SMH Small Business Trends
January 22, 2014
Many consumers prefer tradespeople who are unprofessional. So don't complain next time a tradie fails to meet your expectations.
I have little sympathy for homeowners who use second rate tradespeople, then tell the world about how bad all tradesmen are. The question I’d like to ask is what criteria are they using to make decisions about hiring the right tradesman?
I am a tradesman and can say unequivocally ‘professionalism’ is something few people are prepared to pay for when selecting a tradesperson. Qualifications, reputation, skillset, past knowledge and experiences stand for very little when it comes to comparing quotes. Ultimately, it comes down to who is the cheapest. As a result the industry continues to fail on delivering reasonable standards in workmanship and customer service.
Being ‘professional’ in the building industry is just not worth it to the tradesperson, as it does not translate into business. It’s not appreciated by homeowners until the job goes horribly wrong and they wish they’d paid more for a tradesperson with better experience.
In fact, sometimes promoting a professional image can be counter-effective. A tradesperson can have more chance of winning a job by parading him or herself as vulnerable, uneducated, sloppy and cheap, instead of being professional, thorough, conscientious, honest, caring, diligent and successful.
People don’t want to hire someone who looks successful; instead they want someone who appears down on their luck, desperate for the work and easier to take advantage of at the end of the job when it’s time to pay. In my experience, society has pigeonholed builders and tradesmen as uneducated morons who should be spoken down to, treated with contempt and made to beg for their final payment.
Indeed, lack of security of payment is a huge issue many tradespeople have to endure. These experiences create deep scars that impact their family’s wellbeing, and trigger sometimes paranoid behaviours, that make it hard to come across as ‘professional’.
There is a lot of talk about reforming building codes and standards, industry regulations, customer service and compliance coming from those at the top, but way too little action taken. There are government departments, industry associations and business groups that need to get serious about cleaning up the shonks in the industry by sticking to their words and taking severe action to clean them out.
At the moment, the cost of running a compliant business is significantly greater than running one that’s not compliant. Yet both compliant and non-compliant businesses compete for the same job in the same market. Half the contractors I know are unlicensed, uninsured or operating while insolvent, yet are knee deep in work. But many compliant ones that carry all the compulsory insurances and overheads are sitting idle, unable to land a job.

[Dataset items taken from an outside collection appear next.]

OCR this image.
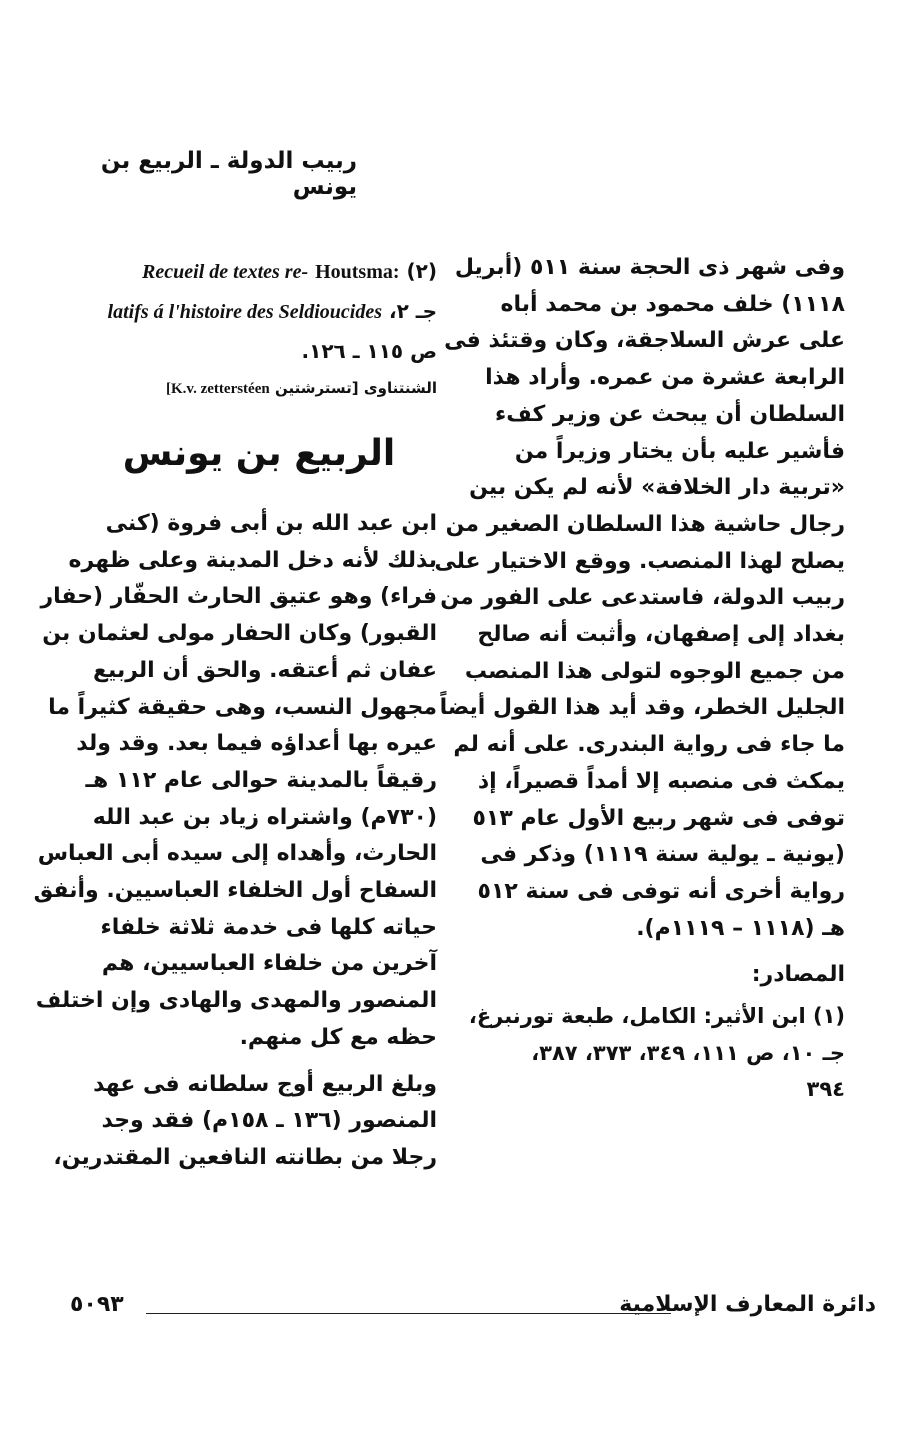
ربيب الدولة ـ الربيع بن يونس

وفى شهر ذى الحجة سنة ٥١١ (أبريل
١١١٨) خلف محمود بن محمد أباه
على عرش السلاجقة، وكان وقتئذ فى
الرابعة عشرة من عمره. وأراد هذا
السلطان أن يبحث عن وزير كفء
فأشير عليه بأن يختار وزيراً من
«تربية دار الخلافة» لأنه لم يكن بين
رجال حاشية هذا السلطان الصغير من
يصلح لهذا المنصب. ووقع الاختيار على
ربيب الدولة، فاستدعى على الفور من
بغداد إلى إصفهان، وأثبت أنه صالح
من جميع الوجوه لتولى هذا المنصب
الجليل الخطر، وقد أيد هذا القول أيضاً
ما جاء فى رواية البندرى. على أنه لم
يمكث فى منصبه إلا أمداً قصيراً، إذ
توفى فى شهر ربيع الأول عام ٥١٣
(يونية ـ يولية سنة ١١١٩) وذكر فى
رواية أخرى أنه توفى فى سنة ٥١٢
هـ (١١١٨ – ١١١٩م).

المصادر:

(١) ابن الأثير: الكامل، طبعة تورنبرغ،
جـ ١٠، ص ١١١، ٣٤٩، ٣٧٣، ٣٨٧،
٣٩٤

(٢) Houtsma: Recueil de textes re-
جـ ٢، latifs á l'histoire des Seldioucides
ص ١١٥ ـ ١٢٦.

الشنتناوى [تسترشتين [K.v. zetterstéen

الربيع بن يونس

ابن عبد الله بن أبى فروة (كنى
بذلك لأنه دخل المدينة وعلى ظهره
فراء) وهو عتيق الحارث الحفّار (حفار
القبور) وكان الحفار مولى لعثمان بن
عفان ثم أعتقه. والحق أن الربيع
مجهول النسب، وهى حقيقة كثيراً ما
عيره بها أعداؤه فيما بعد. وقد ولد
رقيقاً بالمدينة حوالى عام ١١٢ هـ
(٧٣٠م) واشتراه زياد بن عبد الله
الحارث، وأهداه إلى سيده أبى العباس
السفاح أول الخلفاء العباسيين. وأنفق
حياته كلها فى خدمة ثلاثة خلفاء
آخرين من خلفاء العباسيين، هم
المنصور والمهدى والهادى وإن اختلف
حظه مع كل منهم.

وبلغ الربيع أوج سلطانه فى عهد
المنصور (١٣٦ ـ ١٥٨م) فقد وجد
رجلا من بطانته النافعين المقتدرين،

دائرة المعارف الإسلامية
٥٠٩٣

The industry needs to stop following the path of its past and start providing new, professional service levels that are on par with other service industries. Otherwise, the trades will continue to operate as a black market and never be taken seriously.
Educational institutes such as universities and colleges, which are responsible for issuing trade qualifications, need to include business management in curricula that cover basic accounting, marketing and customer service. Most apprentices coming through the system don’t know what a basic business model is, let alone the true meaning of professional services. And they are the future of the industry.
We are all responsible for changing attitudes and opinions about the building industry. But until we all start respecting tradesman for the qualified individuals they are, we can’t expect professionalism or customer service to improve.
Courtesy also needs to go both ways. It’s a small thing, but when I make contact with someone for the first time, I expect them to look me directly in the eye and show me the respect I deserve as a human being.
On the other hand, if a tradesperson isn’t punctual, fails to answer calls or return messages, can’t provide a clear and detailed quote, asks for cash, doesn’t have an email address, doesn’t have a bank account, can’t provide insurances and doesn’t present well, don’t reward him or her with the job. Continue looking until you find someone that ticks all those boxes. This degree of scrutiny is really the only way to eliminate or at least minimise risk.
Professionalism is more than just a flashy business name or logo, or even a website. It needs to be about the whole package. The industry needs to raise the bar. But it needs the community’s help to know how high to place it.
Allen Cetinic is a director of Render My Home.